In the U.S., which already has a federal rate at the very low 1%, asset prices continue to drop at near record levels. In fact, the consumer price index had its single largest drop in more than 60 years as it dropped more than 1% to 3.7%. In a report entitled Deflation: You ain’t seen nothing yet, Sheryl King and David A. Rosenberg, economists with Merrill Lynch, warned deflation in the U.S. could be just getting under way.

“We are just at the tip of the deflation prints, in our view, and the pipeline price indexes in today’s report furiously sound this warning.

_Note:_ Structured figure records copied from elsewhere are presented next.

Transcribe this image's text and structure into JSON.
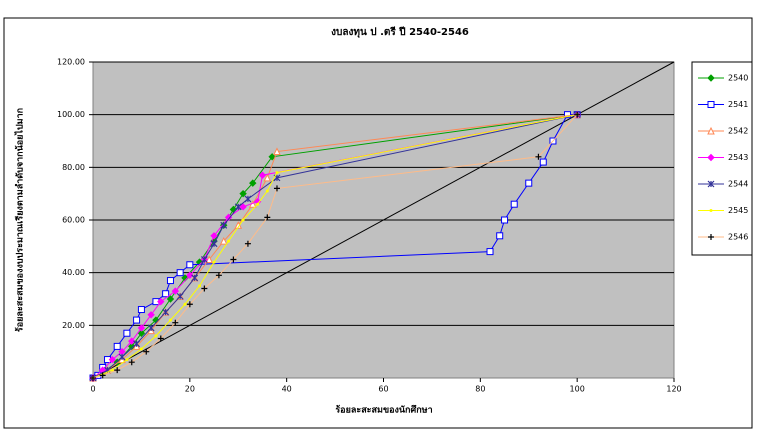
{
  "chart_data": {
    "type": "line",
    "title": "งบลงทุน ป .ตรี ปี 2540-2546",
    "x_label": "ร้อยละสะสมของนักศึกษา",
    "y_label": "ร้อยละสะสมของงบประมาณเรียงตามลำดับจากน้อยไปมาก",
    "xlim": [
      0,
      120
    ],
    "ylim": [
      0,
      120
    ],
    "xticks": [
      0,
      20,
      40,
      60,
      80,
      100,
      120
    ],
    "yticks": [
      {
        "value": 20,
        "label": "20.00"
      },
      {
        "value": 40,
        "label": "40.00"
      },
      {
        "value": 60,
        "label": "60.00"
      },
      {
        "value": 80,
        "label": "80.00"
      },
      {
        "value": 100,
        "label": "100.00"
      },
      {
        "value": 120,
        "label": "120.00"
      }
    ],
    "grid": true,
    "legend": "right",
    "series": [
      {
        "name": "2540",
        "color": "#00a000",
        "marker": "diamond",
        "x": [
          0,
          2,
          5,
          8,
          10,
          13,
          16,
          19,
          22,
          25,
          27,
          29,
          31,
          33,
          37,
          100
        ],
        "values": [
          0,
          2,
          6,
          12,
          17,
          22,
          30,
          38,
          44,
          52,
          58,
          64,
          70,
          74,
          84,
          100
        ]
      },
      {
        "name": "2541",
        "color": "#0000ff",
        "marker": "square",
        "x": [
          0,
          1,
          2,
          3,
          5,
          7,
          9,
          10,
          13,
          15,
          16,
          18,
          20,
          82,
          84,
          85,
          87,
          90,
          93,
          95,
          98,
          100
        ],
        "values": [
          0,
          1,
          4,
          7,
          12,
          17,
          22,
          26,
          29,
          32,
          37,
          40,
          43,
          48,
          54,
          60,
          66,
          74,
          82,
          90,
          100,
          100
        ]
      },
      {
        "name": "2542",
        "color": "#ff8855",
        "marker": "triangle",
        "x": [
          0,
          3,
          6,
          9,
          12,
          15,
          18,
          21,
          24,
          27,
          30,
          33,
          36,
          38,
          100
        ],
        "values": [
          0,
          3,
          7,
          12,
          18,
          25,
          31,
          38,
          45,
          52,
          58,
          66,
          76,
          86,
          100
        ]
      },
      {
        "name": "2543",
        "color": "#ff00ff",
        "marker": "diamond",
        "x": [
          0,
          2,
          4,
          6,
          8,
          10,
          12,
          14,
          17,
          20,
          23,
          25,
          28,
          31,
          34,
          35,
          100
        ],
        "values": [
          0,
          3,
          7,
          10,
          14,
          19,
          24,
          29,
          33,
          39,
          45,
          54,
          61,
          65,
          67,
          77,
          100
        ]
      },
      {
        "name": "2544",
        "color": "#333399",
        "marker": "asterisk",
        "x": [
          0,
          3,
          6,
          9,
          12,
          15,
          18,
          21,
          23,
          25,
          27,
          30,
          32,
          38,
          100
        ],
        "values": [
          0,
          3,
          8,
          13,
          19,
          25,
          31,
          38,
          45,
          51,
          58,
          65,
          68,
          76,
          100
        ]
      },
      {
        "name": "2545",
        "color": "#ffff00",
        "marker": "none",
        "x": [
          0,
          4,
          7,
          10,
          13,
          16,
          19,
          22,
          25,
          28,
          31,
          34,
          36,
          38,
          100
        ],
        "values": [
          0,
          3,
          7,
          11,
          16,
          22,
          28,
          35,
          44,
          52,
          60,
          66,
          71,
          78,
          100
        ]
      },
      {
        "name": "2546",
        "color": "#ffbb88",
        "marker": "cross",
        "x": [
          0,
          2,
          5,
          8,
          11,
          14,
          17,
          20,
          23,
          26,
          29,
          32,
          36,
          38,
          92,
          100
        ],
        "values": [
          0,
          1,
          3,
          6,
          10,
          15,
          21,
          28,
          34,
          39,
          45,
          51,
          61,
          72,
          84,
          100
        ]
      }
    ]
  }
}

Both the core intermediate and core crude goods prices dropped significantly, by 1.7% month-over-month (m/m) and 17% m/m respectively, pulled down by the collapse in commodity prices in the past couple of months,” King and Rosenberg note.

Michael Gregory, senior economist and managing director for BMO Capital Markets, says the U.S economy could see core inflation — a significant contributor to determining wages amongst other things — have annualized declines over a three-month period for the first time in more than 45 years.

“During the past three months alone, core CPI inflation has run at just a 1.1% annual rate — which is the lowest level since 2003 — which, in turn, was a time when the Fed was worrying about deflation and then-Fed Governor Ben Bernanke was musing about monetary policy implementation at the zero-bound for interest rates,” he says in a commentary released on Wednesday. “History, it seems, has a funny way of repeating itself. Indeed, in the 61-year history of the CPI, there has been only one month (during the 1960-61 recession) that three-month annualized core inflation has been negative. With retailers cutting their prices sharply heading into the holiday shopping season, history could repeat itself here too.”

King and Rosenberg are not willing to make a call yet on whether deflation is “benign” as it ended up being in 2003, or if this time around, asset price decline will be have a much more drastic and corrosive effect on the U.S. economy..

“The difference between 2003 and now is that monetary and fiscal policies were working back then, and the U.S. economy was on the verge of a massive upturn,” they write. “A benign decline in prices amidst a sluggish but recovering economy would be unwelcome but tolerable. But the price slashing now underway as the consumer beats a hasty retreat could allow that corrosive deflationary spiral to take hold — something the Fed wants to avoid at all costs.”